The mere possibility that movant could receive a shorter sentence is far from a "clear case for . . . release." Benson, 328 F.2d at 162. Thus, assuming movant could show a high probability of success with respect to his "abuse of trust" claim, he has still not demonstrated exceptional circumstances to warrant his release on bail. Granting bail pending a § 2255 motion based upon movant's belief that he would receive a lower sentence would eviscerate what is intended to serve as a very high standard. See Benson, 328 F.2d at 162, n2 (acknowledging the ease with which prisoners may allege substantial violations of constitutional rights and declining to "open the door to the release of those . . . prisoners on the basis of mere allegations in their petitions.").

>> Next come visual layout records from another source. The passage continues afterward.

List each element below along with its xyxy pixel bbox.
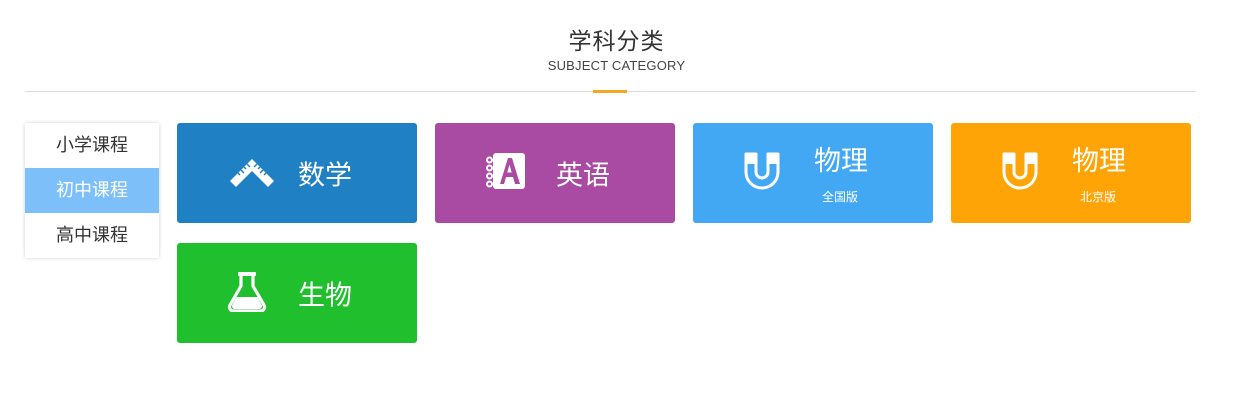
subject-edition: 全国版 — [822, 190, 859, 204]
magnet-icon — [743, 151, 781, 195]
page-subtitle: SUBJECT CATEGORY — [547, 58, 686, 73]
subject-name: 物理 — [814, 146, 868, 177]
subject-name: 英语 — [556, 160, 610, 192]
subject-tile-physics-national[interactable]: 物理 全国版 — [693, 123, 933, 223]
level-sidebar: 小学课程 初中课程 高中课程 — [25, 123, 159, 258]
notebook-a-icon — [485, 151, 529, 195]
ruler-icon — [227, 153, 277, 193]
flask-icon — [227, 270, 267, 316]
page-title: 学科分类 — [568, 29, 665, 55]
sidebar-item-senior[interactable]: 高中课程 — [25, 213, 159, 258]
subject-tile-math[interactable]: 数学 — [177, 123, 417, 223]
header-divider-accent — [593, 90, 627, 93]
subject-tile-biology[interactable]: 生物 — [177, 243, 417, 343]
subject-edition: 北京版 — [1080, 190, 1117, 204]
subject-name: 生物 — [298, 280, 352, 312]
sidebar-item-junior[interactable]: 初中课程 — [25, 168, 159, 213]
sidebar-item-primary[interactable]: 小学课程 — [25, 123, 159, 168]
subject-name: 数学 — [298, 160, 352, 192]
magnet-icon — [1001, 151, 1039, 195]
subject-name: 物理 — [1072, 146, 1126, 177]
subject-tile-physics-beijing[interactable]: 物理 北京版 — [951, 123, 1191, 223]
subject-tile-english[interactable]: 英语 — [435, 123, 675, 223]
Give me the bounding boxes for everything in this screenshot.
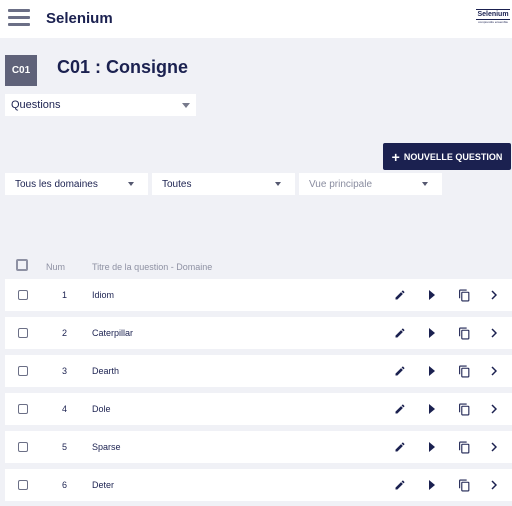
- chevron-right-icon[interactable]: [487, 469, 501, 501]
- copy-icon[interactable]: [453, 317, 475, 349]
- question-title: Sparse: [92, 442, 121, 452]
- view-filter-placeholder: Vue principale: [309, 179, 373, 190]
- row-checkbox[interactable]: [18, 366, 28, 376]
- brand-logo: Selenium comprendre ensemble: [475, 9, 511, 29]
- row-checkbox[interactable]: [18, 480, 28, 490]
- play-icon[interactable]: [423, 393, 441, 425]
- column-header-title: Titre de la question - Domaine: [92, 262, 213, 272]
- copy-icon[interactable]: [453, 279, 475, 311]
- table-header: Num Titre de la question - Domaine: [0, 256, 512, 276]
- caret-down-icon: [275, 182, 281, 186]
- caret-down-icon: [422, 182, 428, 186]
- select-all-checkbox[interactable]: [16, 259, 28, 271]
- table-row[interactable]: 1 Idiom: [5, 279, 512, 311]
- pencil-icon[interactable]: [389, 393, 411, 425]
- copy-icon[interactable]: [453, 355, 475, 387]
- section-select[interactable]: Questions: [5, 94, 196, 116]
- brand-logo-text: Selenium: [477, 11, 509, 18]
- row-checkbox[interactable]: [18, 404, 28, 414]
- app-brand[interactable]: Selenium: [46, 10, 113, 27]
- question-number: 6: [61, 480, 67, 490]
- status-filter[interactable]: Toutes: [152, 173, 295, 195]
- column-header-num: Num: [46, 262, 66, 272]
- copy-icon[interactable]: [453, 393, 475, 425]
- question-title: Dearth: [92, 366, 120, 376]
- play-icon[interactable]: [423, 431, 441, 463]
- row-checkbox[interactable]: [18, 442, 28, 452]
- brand-logo-subtext: comprendre ensemble: [478, 20, 508, 24]
- pencil-icon[interactable]: [389, 431, 411, 463]
- hamburger-menu-icon[interactable]: [8, 9, 30, 27]
- copy-icon[interactable]: [453, 431, 475, 463]
- status-filter-value: Toutes: [162, 179, 192, 190]
- question-number: 4: [61, 404, 67, 414]
- table-row[interactable]: 3 Dearth: [5, 355, 512, 387]
- consigne-code-badge: C01: [5, 55, 37, 86]
- table-row[interactable]: 6 Deter: [5, 469, 512, 501]
- domain-filter-value: Tous les domaines: [15, 179, 98, 190]
- new-question-label: NOUVELLE QUESTION: [403, 151, 503, 162]
- row-checkbox[interactable]: [18, 290, 28, 300]
- chevron-right-icon[interactable]: [487, 279, 501, 311]
- question-number: 1: [61, 290, 67, 300]
- view-filter[interactable]: Vue principale: [299, 173, 442, 195]
- caret-down-icon: [128, 182, 134, 186]
- table-row[interactable]: 4 Dole: [5, 393, 512, 425]
- table-row[interactable]: 5 Sparse: [5, 431, 512, 463]
- domain-filter[interactable]: Tous les domaines: [5, 173, 148, 195]
- pencil-icon[interactable]: [389, 317, 411, 349]
- caret-down-icon: [182, 103, 190, 108]
- pencil-icon[interactable]: [389, 279, 411, 311]
- top-bar: Selenium Selenium comprendre ensemble: [0, 0, 512, 38]
- play-icon[interactable]: [423, 469, 441, 501]
- question-title: Idiom: [92, 290, 115, 300]
- page-title: C01 : Consigne: [57, 57, 189, 77]
- section-select-value: Questions: [11, 99, 61, 111]
- copy-icon[interactable]: [453, 469, 475, 501]
- question-number: 2: [61, 328, 67, 338]
- play-icon[interactable]: [423, 355, 441, 387]
- question-title: Caterpillar: [92, 328, 134, 338]
- pencil-icon[interactable]: [389, 355, 411, 387]
- chevron-right-icon[interactable]: [487, 355, 501, 387]
- row-checkbox[interactable]: [18, 328, 28, 338]
- pencil-icon[interactable]: [389, 469, 411, 501]
- play-icon[interactable]: [423, 317, 441, 349]
- question-number: 3: [61, 366, 67, 376]
- plus-icon: +: [391, 148, 400, 165]
- chevron-right-icon[interactable]: [487, 393, 501, 425]
- new-question-button[interactable]: + NOUVELLE QUESTION: [383, 143, 511, 170]
- chevron-right-icon[interactable]: [487, 317, 501, 349]
- chevron-right-icon[interactable]: [487, 431, 501, 463]
- question-title: Deter: [92, 480, 115, 490]
- play-icon[interactable]: [423, 279, 441, 311]
- question-number: 5: [61, 442, 67, 452]
- question-title: Dole: [92, 404, 111, 414]
- table-row[interactable]: 2 Caterpillar: [5, 317, 512, 349]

Moreover, movant's counsel conceded at oral argument that this case presents no "special circumstances." Indeed, the only apparent hardship to movant is that he is required to complete the remainder of his sentence at home. See ECF No. 634-3, Ex. CC, ¶ 7. If the court granted the instant request, it would likely impose conditions of "release" that would be similar to if not the same as those currently imposed. Furthermore, no purpose would be served in "releasing" movant early, only to have him resentenced to the original term and then returned to BOP custody to complete his sentence. Simply put, this case does not present the exceptional circumstances required to justify a request for release. See, e.g., United States v. Epis, CR. NO. S-97-0381 FCD GGH, 2011 U.S. Dist. LEXIS 88459, at *8 (E.D. Cal. Aug. 10, 2011) ("Such a situation where a sentence must be served regardless of the final outcome on the merits of one count is the antithesis of special circumstances indicating that release on bail might be appropriate; it is a circumstance warranting the denial of the motion.").
Accordingly, IT IS HEREBY ORDERED that movant's motion for bail pending resolution of his § 2255 motion (ECF No. 634) is denied.